Educators learning from educators
How much time, money, and energy would be saved if educators could learn from their contextual peers? Educators face a collective action problem. We provide the solution.
Most edtech dollars – important budget lines for every school system in the country – are currently wasted on underused or unused tools collecting digital dust.
Historically underserved students are disproportionately affected when edtech implementations fail, costing learning time and squandering scarce resources.
Overwhelmingly, educators view new edtech implementations with skepticism, since 85% turn out to be bad fits doomed to fail or botched during implementation.
Billions of dollars that could be spent on students is going to waste. COVID-19 has only accelerated this issue, as virtual learning has forced administrators to quickly purchase products to teach remotely. Our Platform provides the straightforward information about edtech tools to help make the decision making process simpler for teachers.
Historically underserved students, who have fewer financial resources to fall back on, need their schools to deliver high quality learning opportunities. We want to help educators find the right products to give all students equal access to education; something that must happen if we are to close the learning gap.

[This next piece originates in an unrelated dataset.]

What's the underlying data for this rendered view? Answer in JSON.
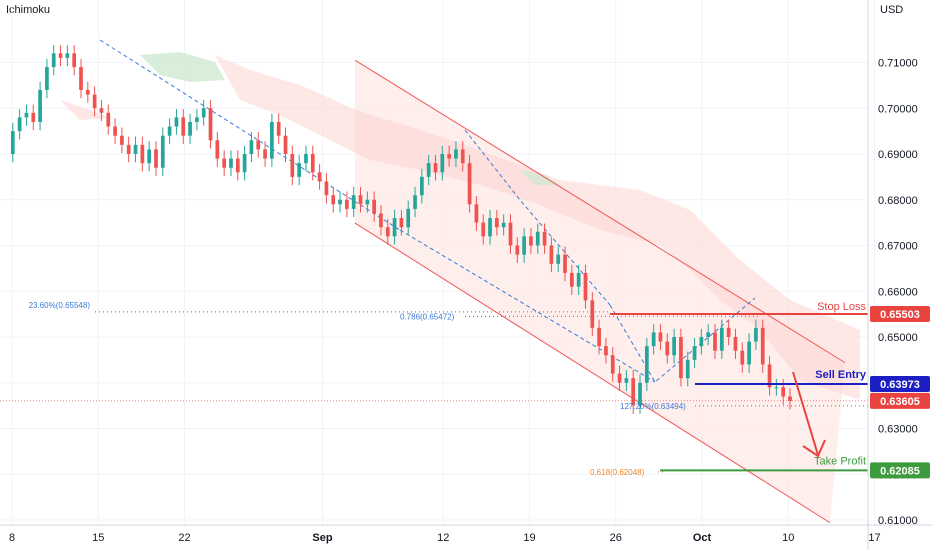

With the right tools, educators can personalize instruction, accelerate student learning, and expand equitable learning opportunities, closing the achievement gap.
Every day, teachers perform exceptionally hard and important work. Their workloads– especially in the past year– are overwhelming. As an organization committed to serving the interests of frontline educators, we pay professional-rate stipends, funded by grants, to educators who document their contexts and edtech implementations. When we empower educators with the information they need to make better, more informed decisions about their edtech solutions, then every student will have the best opportunity to learn.
We know that the effectiveness of technology in the classroom depends on a constellation of factors, from school culture to technical capacity to support from school and district leadership.
The time has come to give the education professionals the mechanism, shared language, incentives, and support they need to document their work for the common good.